Inavvertitamente il lettore, nello scorrere quei profili e nel rivedere quei volti, è portato ad allungare l’elenco con il ricordo di persone meno note ma vissute accanto a lui, nel suo territorio.
È una storia breve, costruita su notizie non ancora raffreddate.
È un esercizio della memoria che puntualmente si ripropone allo scadere di ogni anno.
In verità la cronaca, che di quelle persone si era tanto occupata, sembra ritrarsi per lasciare spazio alle riletture e alle riflessioni.
C’è indubbiamente un po’ di tristezza in quei servizi anche se nelle fotografie e nelle righe che le accompagnano si possono cogliere straordinari frammenti di affetto, di dolore, di speranza.
Così alla fine di un anno, nella lettura di pagine che si voltano in punta di dita, si riaccende il dialogo tra la memoria e l’oblio.
Dialogo e non conflitto perché queste due dimensioni, profondamente umane, convivono in ogni persona. Rilanciano la riflessione sul limite e, nello stesso tempo, spingono il pensiero verso grandi orizzonti.

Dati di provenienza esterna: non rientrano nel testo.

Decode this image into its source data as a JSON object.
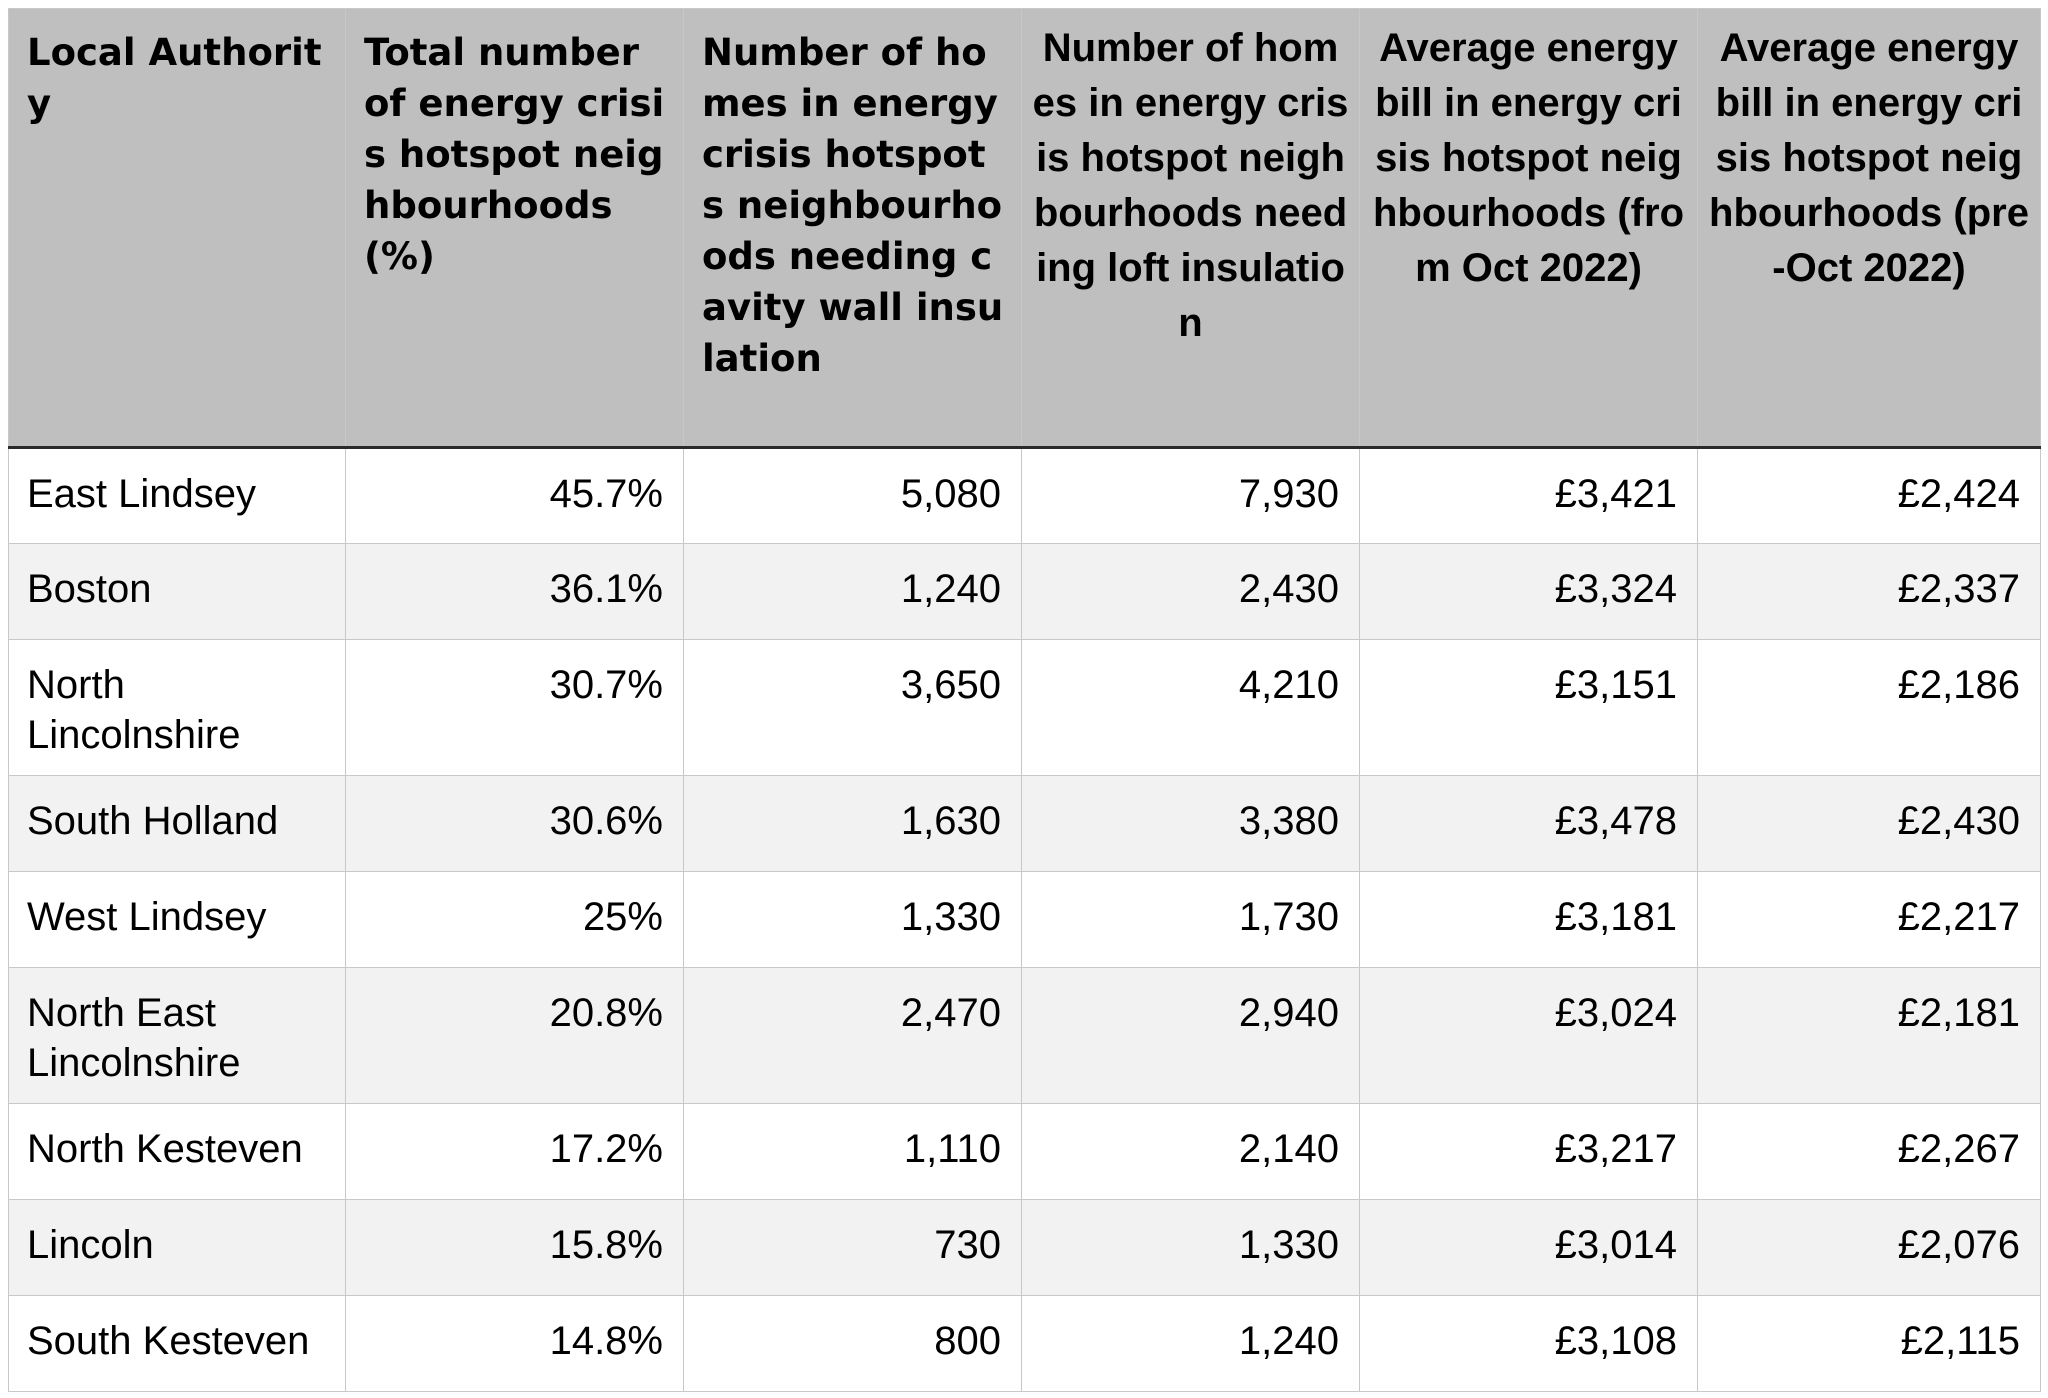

Senza forse volerlo è proprio la cronaca, con le sue regole e i suoi linguaggi, a proporre il percorso della memoria e dell’oblio che si snoda in paesaggi umani illuminati o non illuminati dalla fede.
Il bisogno di ricordare e il bisogno di dimenticare continuamente s’incrociano.
Scorrendo quelle pagine di fine anno, dove limite e infinito s’incontrano sempre sotto traccia, ci si rende conto che nei media c’è spazio per il silenzio, il pensiero, la ricerca.
Non solo. Nei racconti di vita concluse nell’arco degli ultimi dodici mesi si affaccia soprattutto la domanda sul “dopo”, la domanda che da sempre accompagna l’uomo.
Credenti e non credenti, se lo vogliono, possono lasciarsi interrogare da quei racconti pieni di domande e nella ricerca di risposte diventano compagni di viaggio sulla strada dell’inquietudine e della speranza.
Si può davvero cogliere tutto questo nelle pagine dedicate alle persone morte nell’anno giunto a conclusione? Non è una pretesa eccessiva?
La risposta dipende da come si legge, da come si guarda, da come si ascolta. Con il suo linguaggio spesso crudo la cronaca può comunque bussare alla coscienza, può far nascere domande di significato che altri non riescono a trasmettere con pari efficacia. La cronaca può essere una buona maestra come lo è in questi giorni nell’affidare alla memoria le notizie di un anno.
È un gesto scontato, un gesto incompreso, un gesto letto con eccessivo ottimismo? Potrebbe essere tutto questo. Ma potrebbe anche essere il gesto umile di chi, dopo aver dato il meglio della propria professionalità, è consapevole che nel limite non c’è la rassegnazione e neppure la resa. C’è l’appello a guardare oltre.